For all Frylock knows, you may equally likely be the kind of person who puts in a marble only 10% of the time. If Frylock has no way of preferring one alternative over the other, from his point of view, both alternatives are equally likely. Another example: Frylock tosses a coin, and you, Valgard, look at it. Seeing that it’s tails, from your point of view the likelihood of tails and heads are 1 and 0, respectively. From Frylock’s piont if view it is still 50/50.

If you have no way of knowing which way the process is biased, both ways are equally likely (from your point of view), and the likelihood of red/blue is 50/50.

There seems to be some misunderstanding going on that there is some real, underlying probability distribution that you have to know in order to make probability calculations, but the whole point of these calculations is to infer from incomplete knowledge. If you look at my example of the coin toss above, it is clear that, given Frylock’s information, the probability is 50/50, and from Valgard’s it is 100/0.

To put it into other words: If you have no information about the probability distribution, then every distribution is equally likely, leading to a flat (uniform) distribution.

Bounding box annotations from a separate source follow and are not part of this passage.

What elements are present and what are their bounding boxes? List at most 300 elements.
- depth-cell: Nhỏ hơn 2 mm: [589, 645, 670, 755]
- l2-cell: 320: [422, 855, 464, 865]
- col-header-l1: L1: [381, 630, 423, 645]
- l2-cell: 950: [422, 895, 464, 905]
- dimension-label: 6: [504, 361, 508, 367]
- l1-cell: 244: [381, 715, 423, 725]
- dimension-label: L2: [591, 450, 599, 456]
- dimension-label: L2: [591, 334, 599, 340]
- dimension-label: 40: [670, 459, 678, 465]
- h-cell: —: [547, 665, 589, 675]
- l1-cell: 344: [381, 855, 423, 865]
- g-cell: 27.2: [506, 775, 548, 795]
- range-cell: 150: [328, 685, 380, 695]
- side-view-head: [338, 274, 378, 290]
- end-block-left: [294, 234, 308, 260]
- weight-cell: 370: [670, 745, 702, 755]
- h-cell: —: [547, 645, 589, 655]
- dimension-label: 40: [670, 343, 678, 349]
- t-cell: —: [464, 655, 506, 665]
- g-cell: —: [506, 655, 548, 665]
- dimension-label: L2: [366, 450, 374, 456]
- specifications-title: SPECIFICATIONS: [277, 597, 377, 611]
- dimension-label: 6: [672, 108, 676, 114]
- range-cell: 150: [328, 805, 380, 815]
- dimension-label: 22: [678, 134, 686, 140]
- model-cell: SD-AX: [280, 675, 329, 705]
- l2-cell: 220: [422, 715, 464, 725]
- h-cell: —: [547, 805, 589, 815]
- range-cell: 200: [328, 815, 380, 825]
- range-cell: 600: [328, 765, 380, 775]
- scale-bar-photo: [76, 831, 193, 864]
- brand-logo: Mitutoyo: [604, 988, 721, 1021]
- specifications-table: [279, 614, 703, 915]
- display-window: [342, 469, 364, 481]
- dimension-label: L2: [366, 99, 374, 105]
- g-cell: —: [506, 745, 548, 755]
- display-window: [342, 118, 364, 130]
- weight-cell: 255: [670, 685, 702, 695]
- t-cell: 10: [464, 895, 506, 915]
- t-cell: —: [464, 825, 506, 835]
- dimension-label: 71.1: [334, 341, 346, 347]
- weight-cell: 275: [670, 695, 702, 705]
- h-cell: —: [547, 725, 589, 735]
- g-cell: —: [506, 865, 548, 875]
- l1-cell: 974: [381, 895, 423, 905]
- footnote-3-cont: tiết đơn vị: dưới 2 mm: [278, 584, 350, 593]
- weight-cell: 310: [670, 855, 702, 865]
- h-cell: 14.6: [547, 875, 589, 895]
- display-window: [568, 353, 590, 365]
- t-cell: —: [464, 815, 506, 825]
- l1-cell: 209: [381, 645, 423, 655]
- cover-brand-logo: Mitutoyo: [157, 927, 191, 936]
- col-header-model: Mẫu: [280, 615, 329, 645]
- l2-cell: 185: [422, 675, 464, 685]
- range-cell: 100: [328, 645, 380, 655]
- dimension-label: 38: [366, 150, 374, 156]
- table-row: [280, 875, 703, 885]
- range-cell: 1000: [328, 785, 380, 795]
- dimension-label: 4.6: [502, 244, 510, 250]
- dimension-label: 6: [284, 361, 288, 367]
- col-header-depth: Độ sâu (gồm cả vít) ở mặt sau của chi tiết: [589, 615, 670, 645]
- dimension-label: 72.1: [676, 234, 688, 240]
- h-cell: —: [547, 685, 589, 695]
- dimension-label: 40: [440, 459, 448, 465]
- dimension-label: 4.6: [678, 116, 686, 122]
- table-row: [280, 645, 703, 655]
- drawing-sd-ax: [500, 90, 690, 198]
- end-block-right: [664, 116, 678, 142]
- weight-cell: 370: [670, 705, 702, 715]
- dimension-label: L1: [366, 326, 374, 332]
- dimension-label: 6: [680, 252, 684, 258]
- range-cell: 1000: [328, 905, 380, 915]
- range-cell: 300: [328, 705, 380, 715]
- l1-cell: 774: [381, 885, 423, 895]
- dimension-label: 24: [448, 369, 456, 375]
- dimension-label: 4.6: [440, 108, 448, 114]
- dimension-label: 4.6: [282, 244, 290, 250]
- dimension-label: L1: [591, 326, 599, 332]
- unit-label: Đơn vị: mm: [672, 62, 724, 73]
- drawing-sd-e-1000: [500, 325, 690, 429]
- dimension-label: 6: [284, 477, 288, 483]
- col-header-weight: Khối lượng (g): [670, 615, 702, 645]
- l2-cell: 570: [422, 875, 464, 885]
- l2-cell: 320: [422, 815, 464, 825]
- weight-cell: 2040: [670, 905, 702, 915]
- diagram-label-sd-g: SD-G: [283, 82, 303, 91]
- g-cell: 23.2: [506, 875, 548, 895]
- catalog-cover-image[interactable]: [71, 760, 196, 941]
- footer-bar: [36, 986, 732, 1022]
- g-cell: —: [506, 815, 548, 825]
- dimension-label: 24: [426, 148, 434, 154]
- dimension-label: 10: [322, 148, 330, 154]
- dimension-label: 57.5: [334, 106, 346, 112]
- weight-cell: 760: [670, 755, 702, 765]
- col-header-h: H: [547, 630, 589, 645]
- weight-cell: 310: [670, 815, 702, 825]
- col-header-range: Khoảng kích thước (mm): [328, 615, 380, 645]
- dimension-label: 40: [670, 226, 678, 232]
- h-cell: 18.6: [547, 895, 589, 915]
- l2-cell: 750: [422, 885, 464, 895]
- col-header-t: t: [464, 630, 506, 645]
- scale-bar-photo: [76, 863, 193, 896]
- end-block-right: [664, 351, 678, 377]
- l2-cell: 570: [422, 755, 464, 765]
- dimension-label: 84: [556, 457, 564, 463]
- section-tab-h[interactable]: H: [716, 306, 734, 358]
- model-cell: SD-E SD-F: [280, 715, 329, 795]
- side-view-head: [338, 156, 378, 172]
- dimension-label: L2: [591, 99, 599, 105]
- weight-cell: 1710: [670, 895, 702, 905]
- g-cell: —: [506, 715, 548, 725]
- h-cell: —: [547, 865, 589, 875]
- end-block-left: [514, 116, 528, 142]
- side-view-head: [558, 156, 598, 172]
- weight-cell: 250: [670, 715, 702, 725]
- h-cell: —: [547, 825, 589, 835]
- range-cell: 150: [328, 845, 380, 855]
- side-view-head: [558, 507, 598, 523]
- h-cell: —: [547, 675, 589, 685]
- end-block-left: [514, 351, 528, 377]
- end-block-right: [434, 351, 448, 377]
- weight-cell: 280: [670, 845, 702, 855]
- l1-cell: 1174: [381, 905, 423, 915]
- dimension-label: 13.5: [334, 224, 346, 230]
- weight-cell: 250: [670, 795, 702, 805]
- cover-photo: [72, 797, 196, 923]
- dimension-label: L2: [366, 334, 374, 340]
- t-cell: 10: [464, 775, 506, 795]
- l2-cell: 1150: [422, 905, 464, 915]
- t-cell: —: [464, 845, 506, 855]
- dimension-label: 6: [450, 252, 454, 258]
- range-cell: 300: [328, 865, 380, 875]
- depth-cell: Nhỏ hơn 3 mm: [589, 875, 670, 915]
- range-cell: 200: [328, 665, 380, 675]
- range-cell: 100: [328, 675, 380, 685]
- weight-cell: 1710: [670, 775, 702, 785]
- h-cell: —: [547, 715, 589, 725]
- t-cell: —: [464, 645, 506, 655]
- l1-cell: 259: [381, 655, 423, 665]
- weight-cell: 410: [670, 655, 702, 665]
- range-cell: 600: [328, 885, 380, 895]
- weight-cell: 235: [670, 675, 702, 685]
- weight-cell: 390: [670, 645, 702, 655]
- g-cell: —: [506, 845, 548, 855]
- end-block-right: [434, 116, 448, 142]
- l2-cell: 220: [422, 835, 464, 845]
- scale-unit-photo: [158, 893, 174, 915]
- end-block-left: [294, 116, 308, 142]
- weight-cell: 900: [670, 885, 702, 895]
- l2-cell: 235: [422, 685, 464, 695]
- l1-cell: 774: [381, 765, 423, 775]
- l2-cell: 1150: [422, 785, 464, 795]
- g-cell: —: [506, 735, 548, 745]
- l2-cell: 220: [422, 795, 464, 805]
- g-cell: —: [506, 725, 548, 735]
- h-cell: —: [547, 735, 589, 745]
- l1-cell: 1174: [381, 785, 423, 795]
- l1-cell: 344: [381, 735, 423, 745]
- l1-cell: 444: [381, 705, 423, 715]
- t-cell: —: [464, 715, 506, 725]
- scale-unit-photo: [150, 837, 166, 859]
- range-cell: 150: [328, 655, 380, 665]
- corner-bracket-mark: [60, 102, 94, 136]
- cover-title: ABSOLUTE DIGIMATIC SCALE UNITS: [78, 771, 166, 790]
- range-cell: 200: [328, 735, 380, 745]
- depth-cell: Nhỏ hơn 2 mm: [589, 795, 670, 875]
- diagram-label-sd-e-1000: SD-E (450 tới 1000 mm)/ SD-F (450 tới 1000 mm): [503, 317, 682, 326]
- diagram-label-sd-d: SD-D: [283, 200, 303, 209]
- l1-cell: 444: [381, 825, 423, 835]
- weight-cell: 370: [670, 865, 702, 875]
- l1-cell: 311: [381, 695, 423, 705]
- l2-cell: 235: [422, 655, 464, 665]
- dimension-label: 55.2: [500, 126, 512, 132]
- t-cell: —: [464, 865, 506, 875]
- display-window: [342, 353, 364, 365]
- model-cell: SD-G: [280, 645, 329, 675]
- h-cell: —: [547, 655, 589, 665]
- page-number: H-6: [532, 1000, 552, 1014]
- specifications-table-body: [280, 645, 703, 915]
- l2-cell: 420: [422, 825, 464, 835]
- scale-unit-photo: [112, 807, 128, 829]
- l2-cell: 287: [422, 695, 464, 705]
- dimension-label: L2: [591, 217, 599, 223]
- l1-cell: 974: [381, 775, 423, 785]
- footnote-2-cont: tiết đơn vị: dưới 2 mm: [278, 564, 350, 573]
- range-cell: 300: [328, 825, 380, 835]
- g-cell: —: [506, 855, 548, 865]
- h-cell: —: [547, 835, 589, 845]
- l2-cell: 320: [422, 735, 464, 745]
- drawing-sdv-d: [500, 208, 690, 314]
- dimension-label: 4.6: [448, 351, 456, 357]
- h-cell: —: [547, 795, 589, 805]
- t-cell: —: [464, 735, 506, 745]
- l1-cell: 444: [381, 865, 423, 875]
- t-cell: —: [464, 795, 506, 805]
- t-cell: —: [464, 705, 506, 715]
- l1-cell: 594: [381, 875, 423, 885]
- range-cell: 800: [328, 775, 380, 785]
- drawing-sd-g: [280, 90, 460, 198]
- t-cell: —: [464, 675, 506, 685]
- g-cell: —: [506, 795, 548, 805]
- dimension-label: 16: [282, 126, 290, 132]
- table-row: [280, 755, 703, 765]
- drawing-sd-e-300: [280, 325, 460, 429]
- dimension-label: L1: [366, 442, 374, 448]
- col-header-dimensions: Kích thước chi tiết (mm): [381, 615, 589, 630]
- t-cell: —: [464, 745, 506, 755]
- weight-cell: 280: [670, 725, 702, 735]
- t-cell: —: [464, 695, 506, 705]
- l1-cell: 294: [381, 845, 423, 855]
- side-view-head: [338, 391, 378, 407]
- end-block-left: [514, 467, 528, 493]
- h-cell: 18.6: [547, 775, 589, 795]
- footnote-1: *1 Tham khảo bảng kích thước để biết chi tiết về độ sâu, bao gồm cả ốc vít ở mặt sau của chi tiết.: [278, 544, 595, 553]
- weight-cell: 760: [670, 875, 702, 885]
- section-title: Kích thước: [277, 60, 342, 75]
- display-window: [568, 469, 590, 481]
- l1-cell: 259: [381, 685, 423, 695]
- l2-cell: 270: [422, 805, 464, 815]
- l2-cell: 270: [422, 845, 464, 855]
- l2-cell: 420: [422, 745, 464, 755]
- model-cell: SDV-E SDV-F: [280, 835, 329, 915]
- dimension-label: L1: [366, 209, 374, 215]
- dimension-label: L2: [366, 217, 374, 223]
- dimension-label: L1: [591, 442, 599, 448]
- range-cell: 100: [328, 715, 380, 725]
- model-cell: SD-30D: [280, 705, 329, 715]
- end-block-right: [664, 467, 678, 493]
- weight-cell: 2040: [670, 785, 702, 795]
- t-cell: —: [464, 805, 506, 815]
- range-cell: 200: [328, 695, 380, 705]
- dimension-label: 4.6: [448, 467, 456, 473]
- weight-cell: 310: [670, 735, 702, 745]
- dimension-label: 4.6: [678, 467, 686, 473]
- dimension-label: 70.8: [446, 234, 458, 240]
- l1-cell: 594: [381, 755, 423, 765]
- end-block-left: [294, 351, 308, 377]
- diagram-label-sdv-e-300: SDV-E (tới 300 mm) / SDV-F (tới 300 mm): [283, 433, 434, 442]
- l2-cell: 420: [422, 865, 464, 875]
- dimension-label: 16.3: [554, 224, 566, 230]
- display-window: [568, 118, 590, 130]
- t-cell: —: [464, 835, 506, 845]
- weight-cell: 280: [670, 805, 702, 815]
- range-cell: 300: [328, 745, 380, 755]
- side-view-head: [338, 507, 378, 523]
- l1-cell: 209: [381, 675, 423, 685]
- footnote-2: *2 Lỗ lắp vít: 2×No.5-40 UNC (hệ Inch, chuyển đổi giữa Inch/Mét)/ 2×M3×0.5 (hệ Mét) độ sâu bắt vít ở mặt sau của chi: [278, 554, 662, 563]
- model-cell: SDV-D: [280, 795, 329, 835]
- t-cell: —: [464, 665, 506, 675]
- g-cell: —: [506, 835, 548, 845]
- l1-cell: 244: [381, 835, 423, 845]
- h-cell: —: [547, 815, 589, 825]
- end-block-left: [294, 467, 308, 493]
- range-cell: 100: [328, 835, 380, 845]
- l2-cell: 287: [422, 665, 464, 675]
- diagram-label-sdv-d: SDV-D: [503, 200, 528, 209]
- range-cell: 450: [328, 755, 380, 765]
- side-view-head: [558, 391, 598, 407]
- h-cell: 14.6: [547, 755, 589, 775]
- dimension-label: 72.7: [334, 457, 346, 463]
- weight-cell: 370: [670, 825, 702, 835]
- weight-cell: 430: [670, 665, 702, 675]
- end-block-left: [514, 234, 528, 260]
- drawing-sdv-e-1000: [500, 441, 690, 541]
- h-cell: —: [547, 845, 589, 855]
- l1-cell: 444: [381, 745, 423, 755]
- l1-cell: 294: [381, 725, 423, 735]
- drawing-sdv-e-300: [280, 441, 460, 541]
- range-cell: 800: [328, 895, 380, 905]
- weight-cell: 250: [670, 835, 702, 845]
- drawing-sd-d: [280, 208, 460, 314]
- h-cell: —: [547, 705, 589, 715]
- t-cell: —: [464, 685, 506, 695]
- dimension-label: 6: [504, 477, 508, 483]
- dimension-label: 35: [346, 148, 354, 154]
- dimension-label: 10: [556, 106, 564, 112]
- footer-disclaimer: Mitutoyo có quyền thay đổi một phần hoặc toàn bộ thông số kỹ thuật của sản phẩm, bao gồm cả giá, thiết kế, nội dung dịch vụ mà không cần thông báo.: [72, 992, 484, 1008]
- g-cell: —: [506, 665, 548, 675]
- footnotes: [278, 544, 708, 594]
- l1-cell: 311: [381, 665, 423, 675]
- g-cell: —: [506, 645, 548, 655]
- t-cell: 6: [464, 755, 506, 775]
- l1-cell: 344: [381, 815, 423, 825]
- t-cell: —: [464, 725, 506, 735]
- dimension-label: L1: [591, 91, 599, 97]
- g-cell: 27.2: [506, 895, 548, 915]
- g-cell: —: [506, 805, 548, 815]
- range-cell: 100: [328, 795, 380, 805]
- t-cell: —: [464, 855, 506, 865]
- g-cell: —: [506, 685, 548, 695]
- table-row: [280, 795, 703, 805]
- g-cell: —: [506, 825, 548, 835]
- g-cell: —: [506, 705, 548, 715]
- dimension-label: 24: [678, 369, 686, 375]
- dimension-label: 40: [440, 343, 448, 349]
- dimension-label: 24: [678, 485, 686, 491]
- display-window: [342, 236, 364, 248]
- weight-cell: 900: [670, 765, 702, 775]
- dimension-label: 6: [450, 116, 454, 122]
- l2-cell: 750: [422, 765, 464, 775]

No, this is just wrong. If you want to make a calculation about probabilities you have to know some basic info about the underlying PDF and the OP as stated doesn’t contain the info you need. If you don’t know the distribution and you make a guess at it, then all of your calculations based on that are just guesses as well. GIGO!

Lazy Dragon:

0.5 that it’s 2, 0.5 that it’s 3, leading to an expected value of 2.5 (really.)

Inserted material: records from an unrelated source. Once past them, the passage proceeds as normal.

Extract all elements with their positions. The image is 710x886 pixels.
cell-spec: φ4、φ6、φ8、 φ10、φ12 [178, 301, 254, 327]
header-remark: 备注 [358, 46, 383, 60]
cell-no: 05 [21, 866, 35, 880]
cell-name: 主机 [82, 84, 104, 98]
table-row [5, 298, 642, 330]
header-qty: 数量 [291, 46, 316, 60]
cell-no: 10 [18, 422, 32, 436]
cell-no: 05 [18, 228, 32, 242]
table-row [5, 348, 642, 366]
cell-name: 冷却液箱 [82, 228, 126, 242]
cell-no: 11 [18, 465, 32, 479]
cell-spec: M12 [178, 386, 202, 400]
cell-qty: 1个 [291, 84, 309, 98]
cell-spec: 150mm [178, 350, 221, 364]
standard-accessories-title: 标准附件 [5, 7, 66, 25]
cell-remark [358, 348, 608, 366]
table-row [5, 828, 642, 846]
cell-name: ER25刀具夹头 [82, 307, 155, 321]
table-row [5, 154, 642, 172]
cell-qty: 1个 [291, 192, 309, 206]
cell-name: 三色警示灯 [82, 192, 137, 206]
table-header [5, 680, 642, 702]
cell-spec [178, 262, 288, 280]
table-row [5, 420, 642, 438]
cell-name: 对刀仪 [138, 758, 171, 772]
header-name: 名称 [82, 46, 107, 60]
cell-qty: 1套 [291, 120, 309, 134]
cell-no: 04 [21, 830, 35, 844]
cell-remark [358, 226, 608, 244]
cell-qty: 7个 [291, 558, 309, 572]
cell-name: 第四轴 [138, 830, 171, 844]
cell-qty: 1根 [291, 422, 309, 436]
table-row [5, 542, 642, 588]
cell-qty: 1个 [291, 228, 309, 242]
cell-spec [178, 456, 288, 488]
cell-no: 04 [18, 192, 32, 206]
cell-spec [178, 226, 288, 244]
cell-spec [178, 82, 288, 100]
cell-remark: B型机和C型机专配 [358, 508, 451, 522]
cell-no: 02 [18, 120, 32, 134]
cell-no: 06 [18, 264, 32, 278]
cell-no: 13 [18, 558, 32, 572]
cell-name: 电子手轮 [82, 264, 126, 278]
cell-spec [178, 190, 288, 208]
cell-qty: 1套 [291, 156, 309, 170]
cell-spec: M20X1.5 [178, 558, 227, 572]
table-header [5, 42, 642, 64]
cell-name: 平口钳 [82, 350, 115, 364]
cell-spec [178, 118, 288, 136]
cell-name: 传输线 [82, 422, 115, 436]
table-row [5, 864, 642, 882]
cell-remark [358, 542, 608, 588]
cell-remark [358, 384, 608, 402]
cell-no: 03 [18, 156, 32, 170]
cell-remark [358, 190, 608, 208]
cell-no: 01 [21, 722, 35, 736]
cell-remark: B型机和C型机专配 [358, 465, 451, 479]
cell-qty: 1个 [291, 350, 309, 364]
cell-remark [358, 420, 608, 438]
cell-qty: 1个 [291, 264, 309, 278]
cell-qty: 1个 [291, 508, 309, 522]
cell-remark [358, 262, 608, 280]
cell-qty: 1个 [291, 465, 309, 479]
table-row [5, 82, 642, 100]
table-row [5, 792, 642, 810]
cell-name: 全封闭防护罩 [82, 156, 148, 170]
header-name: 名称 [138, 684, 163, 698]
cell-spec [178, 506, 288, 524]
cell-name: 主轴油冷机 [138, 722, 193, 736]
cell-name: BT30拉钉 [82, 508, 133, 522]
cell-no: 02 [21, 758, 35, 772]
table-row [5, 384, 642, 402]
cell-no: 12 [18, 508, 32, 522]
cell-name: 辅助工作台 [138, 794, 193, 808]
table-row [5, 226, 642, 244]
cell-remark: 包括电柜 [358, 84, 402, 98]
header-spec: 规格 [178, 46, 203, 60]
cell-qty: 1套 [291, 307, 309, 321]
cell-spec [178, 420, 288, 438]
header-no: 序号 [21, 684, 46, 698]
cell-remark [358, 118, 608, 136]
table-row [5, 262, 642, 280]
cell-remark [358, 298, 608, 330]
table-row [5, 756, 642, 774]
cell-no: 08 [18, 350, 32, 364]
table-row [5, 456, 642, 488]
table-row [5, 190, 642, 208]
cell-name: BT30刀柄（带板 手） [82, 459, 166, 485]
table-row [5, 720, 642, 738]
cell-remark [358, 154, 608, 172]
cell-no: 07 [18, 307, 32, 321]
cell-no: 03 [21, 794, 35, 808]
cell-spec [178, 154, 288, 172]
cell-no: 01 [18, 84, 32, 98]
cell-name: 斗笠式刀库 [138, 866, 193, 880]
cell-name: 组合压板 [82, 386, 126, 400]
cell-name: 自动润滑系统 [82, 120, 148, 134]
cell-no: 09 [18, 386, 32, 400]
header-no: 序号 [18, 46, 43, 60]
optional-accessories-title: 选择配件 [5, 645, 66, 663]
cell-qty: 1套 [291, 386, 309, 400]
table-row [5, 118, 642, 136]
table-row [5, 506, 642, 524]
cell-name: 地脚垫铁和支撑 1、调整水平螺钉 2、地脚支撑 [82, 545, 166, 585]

Frylock wasn’t calculating an expected value, he was calculating a probability. They are two totally different things. If you KNOW that the two outcomes have equal probabilities then your calculation is correct but you don’t know that at all.

Lazy Dragon:

To address the OP:
If you have no way of knowing the number or red/blue distribution of marbles, then it is equally likely that the red outnumber the the blue, as the other way around, so you would expect there’s an equal number of each. As to the total number: if every number between 0 and infinity is equally likely, then there will, with probability 1 be an infinite number of marbles in the bag, leading to a 50/50 probability of drawing a red versus blue marble.

This is, however, misleading. You do have some information about the number of marbles–using common sense. There isn’t room in the universe for an infinite number of marbles–much less in a bag. You have to make an educated guess of a reasonable upper limit of marbles. You can call this upper limit L, and frame your answer in terms of L, using methods described by other posters, or, alternatively, you can posit some probability distribution on L, and include this in your calculation.

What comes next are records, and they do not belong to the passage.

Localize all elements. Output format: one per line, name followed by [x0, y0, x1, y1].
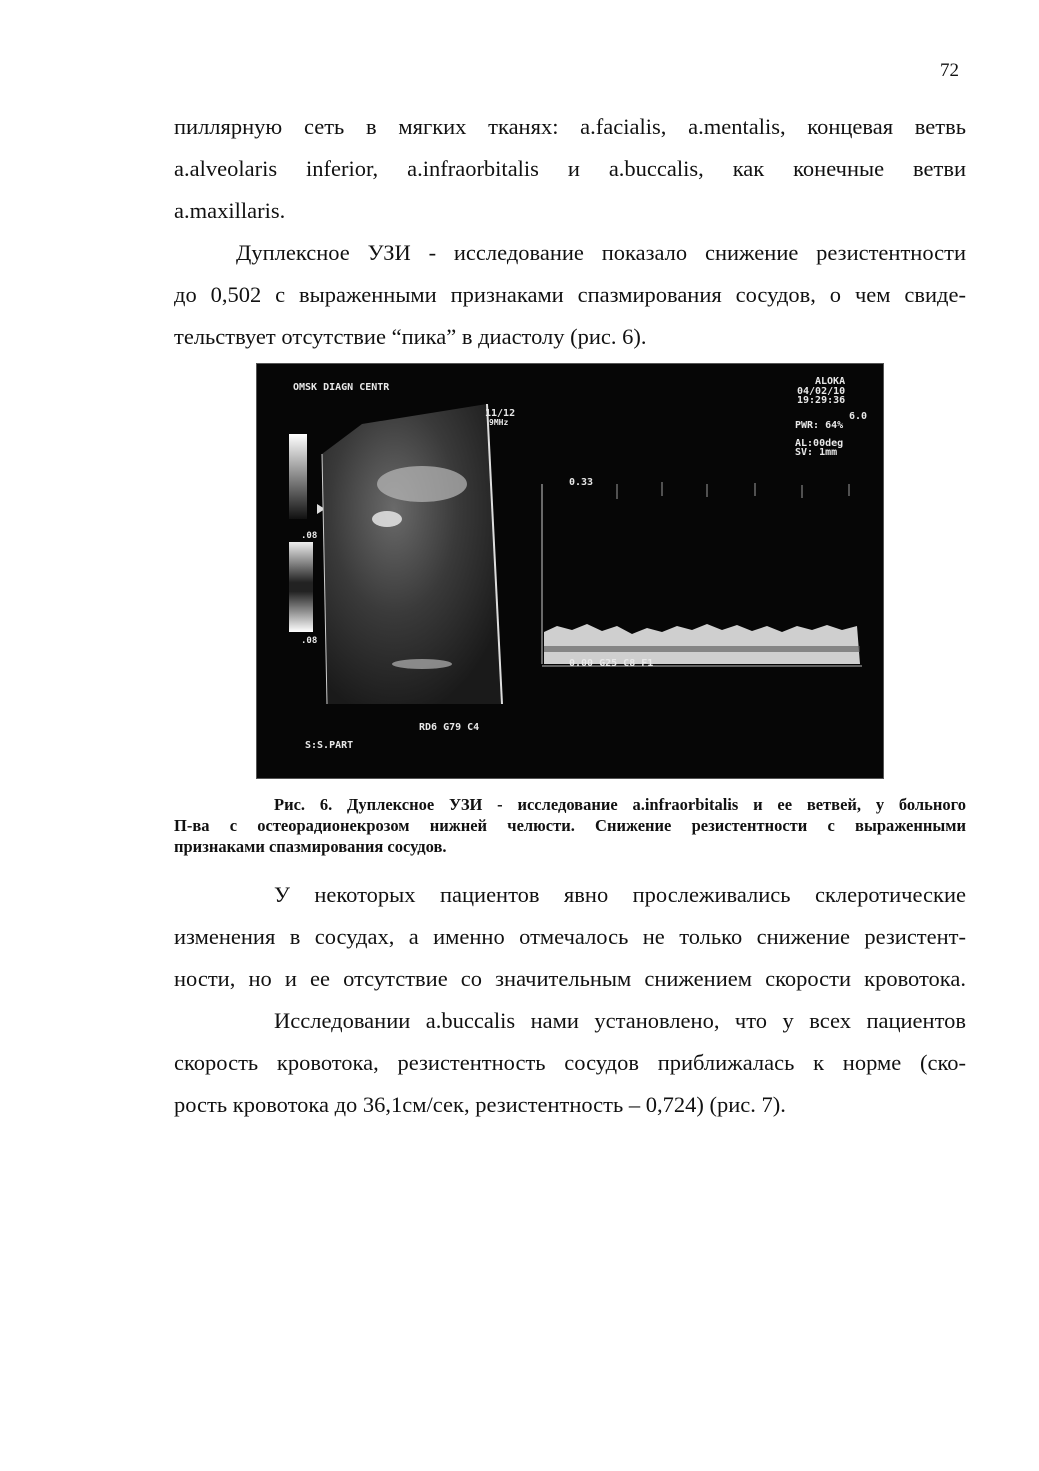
angle-label: AL:00deg [795, 438, 844, 449]
text-line: a.maxillaris. [174, 198, 286, 223]
gain-label: RD6 G79 C4 [419, 722, 480, 733]
caption-line: Рис. 6. Дуплексное УЗИ - исследование a.infraorbitalis и ее ветвей, у больного [274, 795, 966, 814]
text-line: изменения в сосудах, а именно отмечалось не только снижение резистент- [174, 924, 966, 949]
baseline-label: 0.00 G25 C8 F1 [569, 658, 654, 669]
text-line: Исследовании a.buccalis нами установлено, что у всех пациентов [274, 1008, 966, 1033]
text-line: Дуплексное УЗИ - исследование показало снижение резистентности [236, 240, 966, 265]
figure-caption [174, 794, 966, 857]
date-label: 04/02/10 [797, 386, 846, 397]
text-line: У некоторых пациентов явно прослеживались склеротические [274, 882, 966, 907]
part-label: S:S.PART [305, 740, 354, 751]
text-line: тельствует отсутствие “пика” в диастолу (рис. 6). [174, 324, 647, 349]
header-label: OMSK DIAGN CENTR [293, 382, 390, 393]
paragraph-3 [174, 874, 966, 1000]
freq-label: 9MHz [489, 418, 509, 427]
sample-volume-label: SV: 1mm [795, 447, 838, 458]
frame-label: 11/12 [485, 408, 516, 419]
velocity-label: 0.33 [569, 477, 594, 488]
page-number: 72 [940, 60, 959, 81]
caption-line: признаками спазмирования сосудов. [174, 837, 447, 856]
paragraph-2 [174, 232, 966, 358]
value-label: 6.0 [849, 411, 868, 422]
b-mode-image [322, 404, 502, 704]
text-line: пиллярную сеть в мягких тканях: a.facialis, a.mentalis, концевая ветвь [174, 114, 966, 139]
brand-label: ALOKA [815, 376, 846, 387]
time-label: 19:29:36 [797, 395, 846, 406]
ultrasound-figure [256, 363, 884, 779]
scale-top-label: .08 [301, 531, 318, 541]
power-label: PWR: 64% [795, 420, 844, 431]
caption-line: П-ва с остеорадионекрозом нижней челюсти. Снижение резистентности с выраженными [174, 816, 966, 835]
color-scale-bar [289, 542, 313, 632]
text-line: рость кровотока до 36,1см/сек, резистентность – 0,724) (рис. 7). [174, 1092, 786, 1117]
text-line: ности, но и ее отсутствие со значительным снижением скорости кровотока. [174, 966, 966, 991]
text-line: a.alveolaris inferior, a.infraorbitalis и a.buccalis, как конечные ветви [174, 156, 966, 181]
text-line: скорость кровотока, резистентность сосудов приближалась к норме (ско- [174, 1050, 966, 1075]
scale-bottom-label: .08 [301, 636, 318, 646]
paragraph-1 [174, 106, 966, 232]
paragraph-4 [174, 1000, 966, 1126]
text-line: до 0,502 с выраженными признаками спазмирования сосудов, о чем свиде- [174, 282, 966, 307]
grayscale-bar [289, 434, 307, 519]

The reason this problem becomes complicated is the number L. If you have no information about a quantity, assuming a flat probability distribution is the way to go, but with L you clearly know that the PD must decrease and go to zero. The problem needs to be more clearly stated as to what kind of information you get. Are you allowed to see the bag, etc…

Gotta disagree here. Again, you can assume any distribution that you want but your answer is only as good as your assumption. If your assumption is a guess then your answer is a guess. Period. If you want to have an actual numerical result then you have to know the actual PDF. There’s NO way around it barring the case of “Suppose that there’s approximately equal and very large numbers of reds and blues”, that’s just a mathematical limit.

[Hooleehootoo]

Pasta:

A Frequentist is one who uses impeccable logic to draw conclusions with which everyone agrees and about which no one cares. A Bayesian is one who answers questions in which everyone is interested by using assumptions that no one believes.

I would like recommendations for books discussing Frequentist and Bayesian philosophy. Something akin to the writings of Ivars Peterson or Martin Gardner.

I have “The Lady Tasting Tea: How Statistics Revolutionized Science in the Twentieth Century” by David Salsburg. I did not like this book as much as I had hoped to. As I recall, it does not talk about Frequentism and B-ism.